Dynamic permissioning through active elements

Personas, skills, and ensembles can act as security principals, changing what the AI can do, what needs approval, and what gets denied outright.

Portfolio

Local portfolio with GitHub sync

Your elements live in a readable local portfolio that works offline, can sync to GitHub, and can submit community-ready content back into the collection.

Operations

Full platform operations, not just activation

2.0 includes collection install and submission, portfolio sync, browser opening, enhanced search, skill conversion, execution lifecycle control, and handoff/resume flows.

Security

Autonomy evaluator and danger zone enforcement

Agents receive continue, pause, or escalate guidance every step, while high-risk operations like destructive commands and external calls can be hard-blocked.

Licensing

AGPL core, commercial licensing available

The software is open source under AGPL-3.0-or-later, with commercial licensing available for teams that need proprietary, hosted, or enterprise procurement terms.

How the platform works

Create or edit a Dollhouse element in natural language. Store it in your local portfolio. Activate it when you need it. Combine it with other elements in ensembles. Install community-built elements from the Collection when you want a faster starting point.

1

Create, edit, or import

Build elements from chat, install them from the Collection, or convert compatible skills into first-class Dollhouse elements.

2

Keep them in your portfolio

The portfolio lives locally, works offline, and can be backed up or synced to GitHub without giving up file-level ownership.

3

Activate stacks, not one-off prompts

Mix personas, skills, templates, memories, and ensembles so your AI has reusable behavior instead of re-explaining preferences every session.

4

Run agents inside a controlled loop

Execution flows back through Gatekeeper, autonomy evaluation, and danger-zone checks so higher agency does not mean less control.

Element model

Personas shape behavior, skills add capabilities, templates structure outputs, agents pursue goals, memories persist context, and ensembles package multiple elements together.

Local portfolio

DollhouseMCP works from a local portfolio, so the things you build stay readable, portable, and under your control before you ever connect GitHub or share publicly.

Collection and sharing

The Dollhouse Collection is the public browse-and-install path for community elements, with install and submission flows built into the platform instead of bolted on later.

Agent execution

Runtime execution stays inside an approval-aware loop with server-side checks, step recording, and a clear path for human input when autonomy should pause.

Why 2.0 matters

  • MCP-AQL

    Five semantic endpoints reduce tool sprawl, improve discoverability, and let the server describe itself at runtime through introspection.

  • Gatekeeper

    Permissions are enforced server-side, so active Dollhouse elements can shape what the AI can do, not just how it sounds.

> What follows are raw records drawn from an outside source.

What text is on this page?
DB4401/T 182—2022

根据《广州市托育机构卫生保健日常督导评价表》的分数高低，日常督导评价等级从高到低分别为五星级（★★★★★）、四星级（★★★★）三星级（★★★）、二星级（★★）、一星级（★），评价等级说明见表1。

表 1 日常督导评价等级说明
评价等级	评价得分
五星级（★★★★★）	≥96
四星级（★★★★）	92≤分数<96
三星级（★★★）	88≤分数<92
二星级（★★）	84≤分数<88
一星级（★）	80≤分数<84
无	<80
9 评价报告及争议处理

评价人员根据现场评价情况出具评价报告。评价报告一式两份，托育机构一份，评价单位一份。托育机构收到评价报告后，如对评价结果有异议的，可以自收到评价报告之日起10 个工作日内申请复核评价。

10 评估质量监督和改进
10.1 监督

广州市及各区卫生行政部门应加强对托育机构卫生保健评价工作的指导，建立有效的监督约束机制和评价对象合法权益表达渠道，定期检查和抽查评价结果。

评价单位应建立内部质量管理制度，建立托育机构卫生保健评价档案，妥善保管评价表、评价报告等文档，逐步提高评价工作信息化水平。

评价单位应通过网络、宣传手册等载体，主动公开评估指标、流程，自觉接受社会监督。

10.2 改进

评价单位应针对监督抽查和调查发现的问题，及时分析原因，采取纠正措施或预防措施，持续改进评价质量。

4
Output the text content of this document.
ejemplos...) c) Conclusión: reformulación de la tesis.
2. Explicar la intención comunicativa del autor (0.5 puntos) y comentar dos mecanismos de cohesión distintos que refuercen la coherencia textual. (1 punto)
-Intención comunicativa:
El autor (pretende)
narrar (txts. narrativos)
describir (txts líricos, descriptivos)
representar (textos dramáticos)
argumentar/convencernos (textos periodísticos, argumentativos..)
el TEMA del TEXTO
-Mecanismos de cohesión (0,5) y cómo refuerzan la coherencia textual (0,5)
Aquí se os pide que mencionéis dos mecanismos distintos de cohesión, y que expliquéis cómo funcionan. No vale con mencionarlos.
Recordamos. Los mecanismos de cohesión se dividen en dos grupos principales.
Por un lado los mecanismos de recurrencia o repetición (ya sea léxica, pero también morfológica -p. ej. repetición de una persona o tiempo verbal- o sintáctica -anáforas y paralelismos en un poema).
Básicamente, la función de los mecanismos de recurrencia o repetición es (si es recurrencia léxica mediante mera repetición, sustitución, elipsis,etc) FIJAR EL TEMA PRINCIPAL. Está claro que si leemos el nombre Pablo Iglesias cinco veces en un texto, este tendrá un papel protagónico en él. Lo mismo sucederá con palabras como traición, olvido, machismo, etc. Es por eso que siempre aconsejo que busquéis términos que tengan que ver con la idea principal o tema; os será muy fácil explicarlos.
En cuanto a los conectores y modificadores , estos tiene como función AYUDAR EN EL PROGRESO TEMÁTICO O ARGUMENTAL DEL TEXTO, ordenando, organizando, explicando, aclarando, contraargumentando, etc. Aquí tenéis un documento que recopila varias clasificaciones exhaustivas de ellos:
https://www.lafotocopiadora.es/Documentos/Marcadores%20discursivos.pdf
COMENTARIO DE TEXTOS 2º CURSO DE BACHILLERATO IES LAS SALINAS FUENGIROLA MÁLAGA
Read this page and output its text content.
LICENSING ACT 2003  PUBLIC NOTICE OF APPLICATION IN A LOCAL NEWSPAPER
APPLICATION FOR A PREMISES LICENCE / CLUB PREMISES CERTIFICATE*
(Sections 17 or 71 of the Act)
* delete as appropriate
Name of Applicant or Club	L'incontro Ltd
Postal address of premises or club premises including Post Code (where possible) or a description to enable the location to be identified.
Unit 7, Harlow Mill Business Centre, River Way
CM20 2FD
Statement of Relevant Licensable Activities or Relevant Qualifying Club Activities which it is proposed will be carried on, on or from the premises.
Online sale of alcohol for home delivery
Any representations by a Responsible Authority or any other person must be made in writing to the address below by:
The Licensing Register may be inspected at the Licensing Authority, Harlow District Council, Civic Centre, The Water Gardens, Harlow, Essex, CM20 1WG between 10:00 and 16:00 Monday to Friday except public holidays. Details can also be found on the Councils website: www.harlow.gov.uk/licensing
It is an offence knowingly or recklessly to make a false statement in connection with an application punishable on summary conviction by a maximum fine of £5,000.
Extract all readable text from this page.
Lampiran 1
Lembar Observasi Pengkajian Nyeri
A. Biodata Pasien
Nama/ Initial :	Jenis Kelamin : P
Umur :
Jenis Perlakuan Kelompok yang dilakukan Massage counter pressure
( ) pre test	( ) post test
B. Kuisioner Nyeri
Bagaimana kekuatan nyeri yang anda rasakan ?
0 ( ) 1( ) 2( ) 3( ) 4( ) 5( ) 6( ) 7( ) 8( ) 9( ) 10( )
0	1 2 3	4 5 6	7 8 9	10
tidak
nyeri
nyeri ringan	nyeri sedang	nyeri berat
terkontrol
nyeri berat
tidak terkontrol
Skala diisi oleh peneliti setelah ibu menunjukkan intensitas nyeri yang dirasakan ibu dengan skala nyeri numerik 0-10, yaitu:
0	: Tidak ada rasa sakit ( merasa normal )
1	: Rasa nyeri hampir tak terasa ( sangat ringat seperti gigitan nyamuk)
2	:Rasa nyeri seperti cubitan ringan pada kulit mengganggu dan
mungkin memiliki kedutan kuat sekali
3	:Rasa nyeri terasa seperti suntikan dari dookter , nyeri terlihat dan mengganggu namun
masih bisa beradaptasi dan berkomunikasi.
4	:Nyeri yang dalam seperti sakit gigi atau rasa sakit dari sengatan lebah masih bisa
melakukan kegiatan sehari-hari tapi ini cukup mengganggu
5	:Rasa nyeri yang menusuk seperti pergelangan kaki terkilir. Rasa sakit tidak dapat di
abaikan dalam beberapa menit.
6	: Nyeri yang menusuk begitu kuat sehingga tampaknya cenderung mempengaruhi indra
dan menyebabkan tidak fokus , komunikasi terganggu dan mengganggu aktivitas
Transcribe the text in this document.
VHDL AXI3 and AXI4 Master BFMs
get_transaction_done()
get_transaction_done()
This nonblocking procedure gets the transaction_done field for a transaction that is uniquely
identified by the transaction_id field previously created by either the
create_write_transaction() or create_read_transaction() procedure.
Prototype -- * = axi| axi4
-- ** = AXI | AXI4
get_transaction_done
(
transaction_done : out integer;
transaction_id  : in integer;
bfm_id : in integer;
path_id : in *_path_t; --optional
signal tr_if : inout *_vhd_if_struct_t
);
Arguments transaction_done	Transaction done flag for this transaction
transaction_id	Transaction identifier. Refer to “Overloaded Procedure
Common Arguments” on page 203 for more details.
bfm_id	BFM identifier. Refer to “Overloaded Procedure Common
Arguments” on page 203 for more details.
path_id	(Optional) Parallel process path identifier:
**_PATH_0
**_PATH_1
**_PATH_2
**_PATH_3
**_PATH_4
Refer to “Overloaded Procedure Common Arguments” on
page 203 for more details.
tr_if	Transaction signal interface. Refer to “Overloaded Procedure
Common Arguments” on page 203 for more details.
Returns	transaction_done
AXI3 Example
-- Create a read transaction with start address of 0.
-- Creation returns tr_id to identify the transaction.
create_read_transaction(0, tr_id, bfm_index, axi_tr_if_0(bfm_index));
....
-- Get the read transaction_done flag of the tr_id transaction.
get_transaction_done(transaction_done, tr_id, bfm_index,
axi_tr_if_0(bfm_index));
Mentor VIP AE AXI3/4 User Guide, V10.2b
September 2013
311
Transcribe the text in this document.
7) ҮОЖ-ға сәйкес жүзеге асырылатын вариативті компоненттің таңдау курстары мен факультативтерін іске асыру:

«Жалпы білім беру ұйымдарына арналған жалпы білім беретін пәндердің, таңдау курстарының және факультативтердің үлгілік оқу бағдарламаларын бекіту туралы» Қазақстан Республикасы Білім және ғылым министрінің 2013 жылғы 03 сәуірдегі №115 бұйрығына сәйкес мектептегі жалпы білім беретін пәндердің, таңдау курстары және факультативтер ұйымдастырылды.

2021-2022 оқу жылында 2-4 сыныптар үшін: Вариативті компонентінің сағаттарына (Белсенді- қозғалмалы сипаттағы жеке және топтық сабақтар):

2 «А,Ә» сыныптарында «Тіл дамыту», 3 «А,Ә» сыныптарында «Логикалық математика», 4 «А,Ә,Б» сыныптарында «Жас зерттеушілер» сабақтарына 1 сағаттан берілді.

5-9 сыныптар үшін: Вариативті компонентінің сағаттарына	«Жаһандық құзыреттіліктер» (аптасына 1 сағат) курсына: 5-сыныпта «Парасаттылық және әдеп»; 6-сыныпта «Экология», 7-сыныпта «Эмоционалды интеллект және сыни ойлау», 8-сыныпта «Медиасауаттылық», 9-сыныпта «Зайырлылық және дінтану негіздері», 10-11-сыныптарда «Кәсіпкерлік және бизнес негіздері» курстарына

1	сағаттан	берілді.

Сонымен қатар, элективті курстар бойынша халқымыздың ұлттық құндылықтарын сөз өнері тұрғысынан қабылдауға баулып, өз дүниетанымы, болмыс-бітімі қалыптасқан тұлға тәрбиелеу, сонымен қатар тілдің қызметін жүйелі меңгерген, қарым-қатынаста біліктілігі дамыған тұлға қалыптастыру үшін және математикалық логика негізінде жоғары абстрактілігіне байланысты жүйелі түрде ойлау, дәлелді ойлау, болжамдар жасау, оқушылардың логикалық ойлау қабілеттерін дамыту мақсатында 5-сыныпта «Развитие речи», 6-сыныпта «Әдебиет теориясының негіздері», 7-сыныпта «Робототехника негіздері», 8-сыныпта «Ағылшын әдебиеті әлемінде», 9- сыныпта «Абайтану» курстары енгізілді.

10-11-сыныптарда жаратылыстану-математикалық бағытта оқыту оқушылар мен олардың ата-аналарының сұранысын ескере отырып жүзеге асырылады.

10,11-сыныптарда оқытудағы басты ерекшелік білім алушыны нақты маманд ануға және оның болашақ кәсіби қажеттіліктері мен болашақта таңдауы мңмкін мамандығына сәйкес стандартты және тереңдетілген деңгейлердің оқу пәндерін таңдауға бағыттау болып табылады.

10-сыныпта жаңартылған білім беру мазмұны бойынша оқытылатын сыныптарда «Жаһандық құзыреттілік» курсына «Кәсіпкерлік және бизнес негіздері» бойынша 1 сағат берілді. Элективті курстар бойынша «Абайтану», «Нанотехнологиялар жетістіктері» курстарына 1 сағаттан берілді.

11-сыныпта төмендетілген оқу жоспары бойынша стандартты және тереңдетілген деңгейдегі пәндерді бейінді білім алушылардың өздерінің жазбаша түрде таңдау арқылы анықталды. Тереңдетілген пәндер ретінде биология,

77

  • Portfolio and GitHub workflows

    Elements stay local-first with backup, sync, portfolio browser, and collection workflows instead of disappearing into one-off chat history.

  • Composable execution

    Agents, memories, and ensembles turn isolated prompts into reusable workflows that can be inspected, refined, handed off, resumed, and run again.

  • Licensing clarity

    The open-source core stays under AGPL-3.0-or-later, while commercial licensing is available for proprietary or hosted deployment models.